Años después Leticia, poseedora de este profundo conocimiento heredado sobre el cumare y los bancos, se casó y se fue a vivir a Acaricuara, al sur de Mitú, donde ejerció el rol de líder y maestra. En 1993, reunió a las mujeres del corregimiento, en el que vivían 17 comunidades, y les enseñó a tejer bolsos y fruteros. Leticia aprendía al tiempo que enseñaba su oficio, pues sus alumnas, de las etnias Barazana, Tuyuca, Tukana y Desana, la instruían en sus propias artesanías, como el pilón y el balay. En el 95, sin embargo, tuvieron que trasladarse a Mitú junto con su esposo y sus dos hijos, desplazados por la guerrilla.

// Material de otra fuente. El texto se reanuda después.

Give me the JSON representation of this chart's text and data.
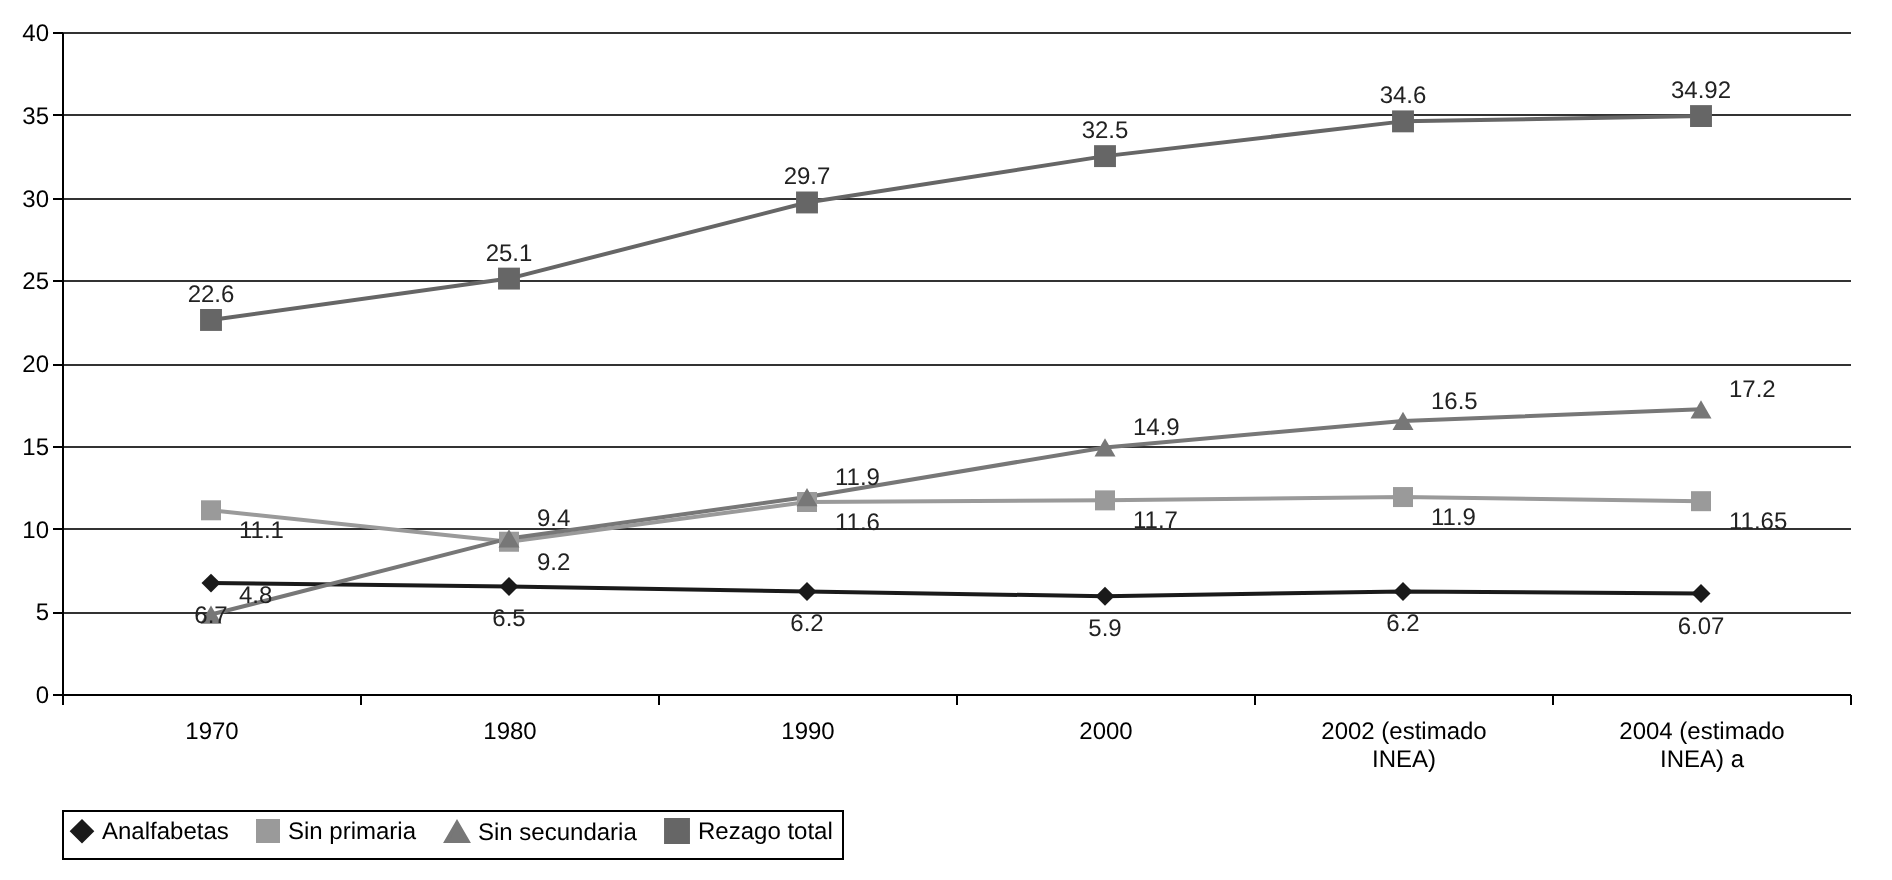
{
  "chart_data": {
    "type": "line",
    "categories": [
      "1970",
      "1980",
      "1990",
      "2000",
      "2002 (estimado INEA)",
      "2004 (estimado INEA) a"
    ],
    "series": [
      {
        "name": "Analfabetas",
        "color": "#1a1a1a",
        "marker": "diamond",
        "values": [
          6.7,
          6.5,
          6.2,
          5.9,
          6.2,
          6.07
        ]
      },
      {
        "name": "Sin primaria",
        "color": "#9a9a9a",
        "marker": "square",
        "values": [
          11.1,
          9.2,
          11.6,
          11.7,
          11.9,
          11.65
        ]
      },
      {
        "name": "Sin secundaria",
        "color": "#777777",
        "marker": "triangle",
        "values": [
          4.8,
          9.4,
          11.9,
          14.9,
          16.5,
          17.2
        ]
      },
      {
        "name": "Rezago total",
        "color": "#666666",
        "marker": "square",
        "values": [
          22.6,
          25.1,
          29.7,
          32.5,
          34.6,
          34.92
        ]
      }
    ],
    "ylim": [
      0,
      40
    ],
    "yticks": [
      0,
      5,
      10,
      15,
      20,
      25,
      30,
      35,
      40
    ],
    "grid": "y",
    "legend": "bottom",
    "data_labels": true
  }
}
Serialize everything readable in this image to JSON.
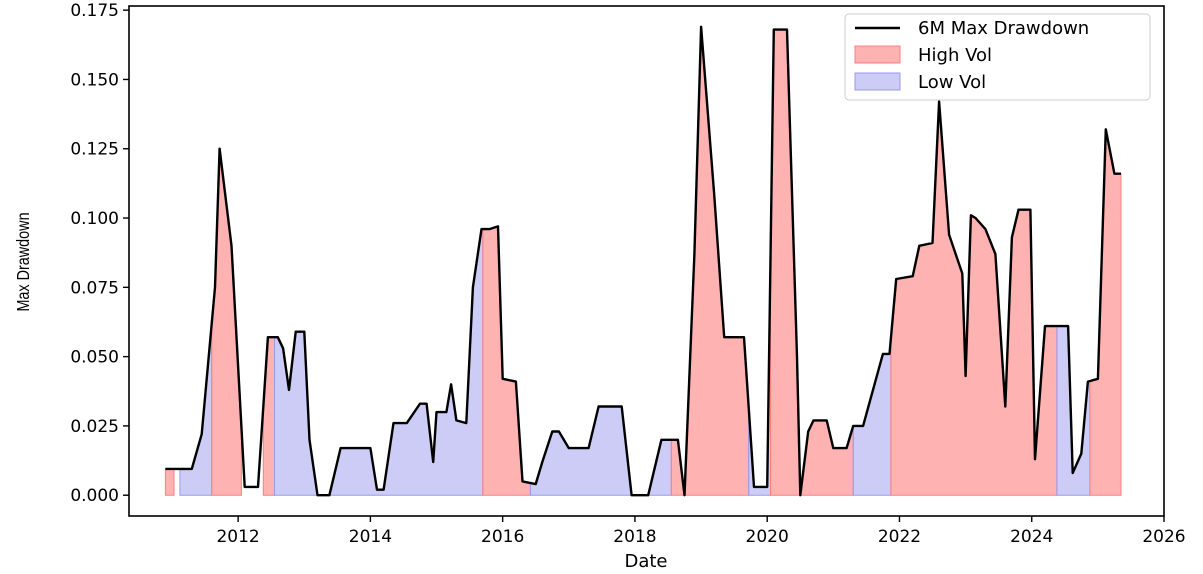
{
  "chart_data": {
    "type": "area",
    "title": "",
    "xlabel": "Date",
    "ylabel": "Max Drawdown",
    "xlim": [
      2010.35,
      2026.0
    ],
    "ylim": [
      -0.0075,
      0.1765
    ],
    "xticks": [
      {
        "value": 2012,
        "label": "2012"
      },
      {
        "value": 2014,
        "label": "2014"
      },
      {
        "value": 2016,
        "label": "2016"
      },
      {
        "value": 2018,
        "label": "2018"
      },
      {
        "value": 2020,
        "label": "2020"
      },
      {
        "value": 2022,
        "label": "2022"
      },
      {
        "value": 2024,
        "label": "2024"
      },
      {
        "value": 2026,
        "label": "2026"
      }
    ],
    "yticks": [
      {
        "value": 0.0,
        "label": "0.000"
      },
      {
        "value": 0.025,
        "label": "0.025"
      },
      {
        "value": 0.05,
        "label": "0.050"
      },
      {
        "value": 0.075,
        "label": "0.075"
      },
      {
        "value": 0.1,
        "label": "0.100"
      },
      {
        "value": 0.125,
        "label": "0.125"
      },
      {
        "value": 0.15,
        "label": "0.150"
      },
      {
        "value": 0.175,
        "label": "0.175"
      }
    ],
    "legend": {
      "position": "top-right",
      "entries": [
        {
          "label": "6M Max Drawdown",
          "kind": "line",
          "color": "#000000"
        },
        {
          "label": "High Vol",
          "kind": "fill",
          "color": "#ff7f7f"
        },
        {
          "label": "Low Vol",
          "kind": "fill",
          "color": "#9999ee"
        }
      ]
    },
    "series": [
      {
        "name": "6M Max Drawdown",
        "color": "#000000",
        "x": [
          2010.9,
          2011.3,
          2011.45,
          2011.65,
          2011.72,
          2011.9,
          2012.1,
          2012.3,
          2012.45,
          2012.6,
          2012.68,
          2012.77,
          2012.87,
          2013.0,
          2013.08,
          2013.2,
          2013.38,
          2013.55,
          2013.85,
          2014.0,
          2014.1,
          2014.2,
          2014.35,
          2014.55,
          2014.75,
          2014.85,
          2014.95,
          2015.0,
          2015.15,
          2015.22,
          2015.3,
          2015.45,
          2015.55,
          2015.68,
          2015.8,
          2015.93,
          2016.0,
          2016.2,
          2016.3,
          2016.5,
          2016.6,
          2016.75,
          2016.85,
          2017.0,
          2017.1,
          2017.3,
          2017.45,
          2017.6,
          2017.8,
          2017.95,
          2018.2,
          2018.4,
          2018.5,
          2018.65,
          2018.75,
          2018.9,
          2019.0,
          2019.2,
          2019.35,
          2019.5,
          2019.65,
          2019.8,
          2020.0,
          2020.1,
          2020.3,
          2020.45,
          2020.5,
          2020.62,
          2020.7,
          2020.9,
          2021.0,
          2021.2,
          2021.3,
          2021.45,
          2021.75,
          2021.85,
          2021.95,
          2022.2,
          2022.3,
          2022.5,
          2022.6,
          2022.75,
          2022.95,
          2023.0,
          2023.08,
          2023.15,
          2023.3,
          2023.45,
          2023.6,
          2023.7,
          2023.8,
          2023.9,
          2023.98,
          2024.05,
          2024.2,
          2024.3,
          2024.55,
          2024.62,
          2024.75,
          2024.85,
          2025.0,
          2025.12,
          2025.25,
          2025.35
        ],
        "y": [
          0.0095,
          0.0095,
          0.022,
          0.075,
          0.125,
          0.09,
          0.003,
          0.003,
          0.057,
          0.057,
          0.053,
          0.038,
          0.059,
          0.059,
          0.02,
          0.0,
          0.0,
          0.017,
          0.017,
          0.017,
          0.002,
          0.002,
          0.026,
          0.026,
          0.033,
          0.033,
          0.012,
          0.03,
          0.03,
          0.04,
          0.027,
          0.026,
          0.075,
          0.096,
          0.096,
          0.097,
          0.042,
          0.041,
          0.005,
          0.004,
          0.012,
          0.023,
          0.023,
          0.017,
          0.017,
          0.017,
          0.032,
          0.032,
          0.032,
          0.0,
          0.0,
          0.02,
          0.02,
          0.02,
          0.0,
          0.087,
          0.169,
          0.108,
          0.057,
          0.057,
          0.057,
          0.003,
          0.003,
          0.168,
          0.168,
          0.05,
          0.0,
          0.023,
          0.027,
          0.027,
          0.017,
          0.017,
          0.025,
          0.025,
          0.051,
          0.051,
          0.078,
          0.079,
          0.09,
          0.091,
          0.142,
          0.094,
          0.08,
          0.043,
          0.101,
          0.1,
          0.096,
          0.087,
          0.032,
          0.093,
          0.103,
          0.103,
          0.103,
          0.013,
          0.061,
          0.061,
          0.061,
          0.008,
          0.015,
          0.041,
          0.042,
          0.132,
          0.116,
          0.116
        ]
      }
    ],
    "regions": [
      {
        "label": "High Vol",
        "x0": 2010.9,
        "x1": 2011.03
      },
      {
        "label": "Low Vol",
        "x0": 2011.12,
        "x1": 2011.6
      },
      {
        "label": "High Vol",
        "x0": 2011.6,
        "x1": 2012.05
      },
      {
        "label": "High Vol",
        "x0": 2012.38,
        "x1": 2012.55
      },
      {
        "label": "Low Vol",
        "x0": 2012.55,
        "x1": 2015.7
      },
      {
        "label": "High Vol",
        "x0": 2015.7,
        "x1": 2016.42
      },
      {
        "label": "Low Vol",
        "x0": 2016.42,
        "x1": 2018.55
      },
      {
        "label": "High Vol",
        "x0": 2018.55,
        "x1": 2019.72
      },
      {
        "label": "Low Vol",
        "x0": 2019.72,
        "x1": 2020.05
      },
      {
        "label": "High Vol",
        "x0": 2020.05,
        "x1": 2021.3
      },
      {
        "label": "Low Vol",
        "x0": 2021.3,
        "x1": 2021.87
      },
      {
        "label": "High Vol",
        "x0": 2021.87,
        "x1": 2024.38
      },
      {
        "label": "Low Vol",
        "x0": 2024.38,
        "x1": 2024.88
      },
      {
        "label": "High Vol",
        "x0": 2024.88,
        "x1": 2025.35
      }
    ]
  }
}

Una vez allí, rebosante de ganas de compartir su conocimiento, tuvo la oportunidad de enseñarle a dos familias a tejer en cumare y ayudarles a tener su propio stand en ferias. Ambas familias se dedican desde entonces al trabajo artesanal. Además, la invitaban los capitanes de resguardos indígenas para impartir sus lecciones.
Después de años viajando por el Vaupés para enseñar su oficio y habiendo acogido a tantos alumnos, Leticia sigue soñando con un centro de acopio y de enseñanza en Mitú donde pueda reunir y ayudar a los artesanos a comercializar las artesanías autóctonas del departamento, además de recibir a quienes quieren aprender de ella y dedicar sus vidas al tejido. Cuando rememora su infancia, tiempo en el que recibió el regalo de su vocación, Leticia se arrepiente de no haber aprendido de su abuela el oficio de la cerámica. De pequeña la veía hacer las tinajas para cocinar el pescado, conservar la chicha, el guarapo, y servir la quiñapira, pero lamentablemente nadie en la familia aprendió a fabricar sus propias piezas con barro. Consciente de la profunda importancia que tiene la transmisión del conocimiento, Leticia incita a sus tres nietos a aprender no solo cómo tejer sino a mantener vivas sus lenguas, Cubea y Tukana. Sabe que, cuando ella no esté, la podrán recordar a través del tejido y rememorar así su herencia y tradición.